Titanic

  La tragica storia d'amore tra Jack Dawson, un pittore di strada, e una giovane e ribelle ragazza facente parte dell'alta società, che si amano sul Titanic durante il suo primo ed ultimo viaggio.
        A bordo del transatlantico Titanic, la 17enne Rose, aristocratica ereditiera americana che viaggia in prima classe, e il giovane Jack, stipato in terza, si ameranno sfidando le convenzioni.
Ma la nave è destinata ad affondare dopo solo quattro giorni di navigazione     Il grande piroscafo, il Titanic, era partito da Southampton, in Inghilterra, per il suo viaggio inaugurale, il 10 aprile 1912.
Colò a picco, in due ore e mezzo, nella notte fra il 14 e 15 aprile 1912, nelle acque gelide dell'Atlantico, a 700 miglia dalle coste canadesi della Nuova Scotia.
Su 2200 passeggeri, morirono 1522 persone.
Fu una breve crociera, un rapidissimo sogno.
Per alcuni fra velluti, ori, quadri di Picasso e champagne.

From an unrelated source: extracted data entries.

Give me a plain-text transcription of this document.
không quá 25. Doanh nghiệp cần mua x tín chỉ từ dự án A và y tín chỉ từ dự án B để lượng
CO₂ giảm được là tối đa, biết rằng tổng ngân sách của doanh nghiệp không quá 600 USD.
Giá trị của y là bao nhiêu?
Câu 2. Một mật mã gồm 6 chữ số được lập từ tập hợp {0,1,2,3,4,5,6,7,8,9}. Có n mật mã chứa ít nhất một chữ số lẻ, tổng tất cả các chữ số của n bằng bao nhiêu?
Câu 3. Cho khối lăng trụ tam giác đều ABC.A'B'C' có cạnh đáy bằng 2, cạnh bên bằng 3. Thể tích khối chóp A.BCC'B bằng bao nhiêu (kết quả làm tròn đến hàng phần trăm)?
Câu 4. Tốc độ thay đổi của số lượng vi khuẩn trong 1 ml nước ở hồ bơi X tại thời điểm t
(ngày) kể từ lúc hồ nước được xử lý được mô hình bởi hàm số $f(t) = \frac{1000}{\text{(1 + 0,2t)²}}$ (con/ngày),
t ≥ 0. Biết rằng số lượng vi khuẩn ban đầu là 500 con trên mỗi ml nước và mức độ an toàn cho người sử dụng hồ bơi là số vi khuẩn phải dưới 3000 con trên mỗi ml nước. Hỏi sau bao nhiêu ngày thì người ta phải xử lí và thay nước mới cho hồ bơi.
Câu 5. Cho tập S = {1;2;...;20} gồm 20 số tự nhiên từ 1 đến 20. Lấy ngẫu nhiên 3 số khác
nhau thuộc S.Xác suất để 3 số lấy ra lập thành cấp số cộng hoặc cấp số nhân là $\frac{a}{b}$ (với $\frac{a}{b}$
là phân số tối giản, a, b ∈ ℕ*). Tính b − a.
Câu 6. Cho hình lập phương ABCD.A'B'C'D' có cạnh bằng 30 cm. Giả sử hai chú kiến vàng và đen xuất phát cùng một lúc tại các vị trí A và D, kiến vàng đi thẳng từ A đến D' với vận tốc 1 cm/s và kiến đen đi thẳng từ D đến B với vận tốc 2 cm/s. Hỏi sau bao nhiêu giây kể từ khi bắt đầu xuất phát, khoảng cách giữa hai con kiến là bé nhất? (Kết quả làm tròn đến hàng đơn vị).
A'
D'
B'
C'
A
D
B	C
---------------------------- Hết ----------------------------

Per altri, più semplicemente, fra l'allegria, la birra e il desiderio di arrivare presto a New York, per vedere la statua della Libertà e soprattutto per assaporarla quella libertà del nuovo mondo, con tutte le sue grandi opportunità.
Questo il tragico evento.
Dove, dentro tragico, è possibile leggere l'incuria e la superficialità, l'arroganza e la mancanza di responsabilità di molti.
Dalla compagnia di navigazione (la White Star), ai progettisti, fino ad arrivare al capitano della nave che voleva a tutti i costi battere il record di velocità per una traversata transoceanica.
Non si tratta di illazioni, ci furono precise responsabilità, ormai, sepolte negli abissi dell'oceano.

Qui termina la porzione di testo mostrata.